I'm lost, without a map or mobile access, I'm fuming. The driver obviously did not know how to read Western characters and followed what his experience told him. I leave, grouching out loud and simultaneously seeing myself from the outside, the awful red aura, the heart beating in the temples, the loss of alignment, the fear of missing the plane, of getting lost even more... I see also clearly my condescension and self-centeredness. How much consideration did I have for their intention to do well within their skill space? I am clear about the paradigm. Nevertheless, I am angry, I am hot, I am lost, I, I, I... and I move forward without any mindfulness towards an unknown direction.

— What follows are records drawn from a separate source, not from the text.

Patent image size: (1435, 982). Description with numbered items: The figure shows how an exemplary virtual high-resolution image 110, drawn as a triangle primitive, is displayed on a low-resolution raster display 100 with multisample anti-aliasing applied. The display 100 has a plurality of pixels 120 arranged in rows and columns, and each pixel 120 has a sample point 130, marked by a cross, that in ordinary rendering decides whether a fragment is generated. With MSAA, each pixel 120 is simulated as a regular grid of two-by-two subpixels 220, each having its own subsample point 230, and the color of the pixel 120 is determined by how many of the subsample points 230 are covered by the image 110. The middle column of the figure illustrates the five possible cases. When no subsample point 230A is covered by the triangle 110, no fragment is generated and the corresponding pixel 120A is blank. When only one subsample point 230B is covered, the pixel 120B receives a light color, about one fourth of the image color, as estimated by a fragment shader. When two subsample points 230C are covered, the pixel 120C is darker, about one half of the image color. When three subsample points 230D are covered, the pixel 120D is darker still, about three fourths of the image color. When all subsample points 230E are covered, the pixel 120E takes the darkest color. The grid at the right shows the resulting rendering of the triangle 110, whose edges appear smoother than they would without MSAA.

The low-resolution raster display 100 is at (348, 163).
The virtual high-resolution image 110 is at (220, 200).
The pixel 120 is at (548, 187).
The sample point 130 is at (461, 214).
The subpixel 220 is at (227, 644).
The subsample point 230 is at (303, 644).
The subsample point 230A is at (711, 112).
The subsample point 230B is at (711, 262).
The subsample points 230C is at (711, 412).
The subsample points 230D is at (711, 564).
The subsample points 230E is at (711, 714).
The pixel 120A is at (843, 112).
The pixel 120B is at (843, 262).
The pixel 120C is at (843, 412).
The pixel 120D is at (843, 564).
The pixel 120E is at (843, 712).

I take twenty steps and I fall full length, flat in the dust. My wrists and knees are swollen, my clothes, my face are covered in a mixture of mud and blood, the taste of which I can still precisely describe today.
This fall immediately appears as a masterful strike of a celestial Kyōsaku.
I burst out laughing.
I burst out laughing and thank guides.
I thank GenLa. I thank Mark, Rashmi, Selena, Sandy, Tenzin, Purbali, Ashish and the teachers. I thank the teams, I thank the children. I thank Nature, the elements and their guardians. I thank Tibetan culture, I thank the Monpas. I thank the whole lineage, its protectors, the dakinis. I thank Life.
And very strongly still at a distance, I hug Tenzin, little Bodhisattva, close to my moved heart.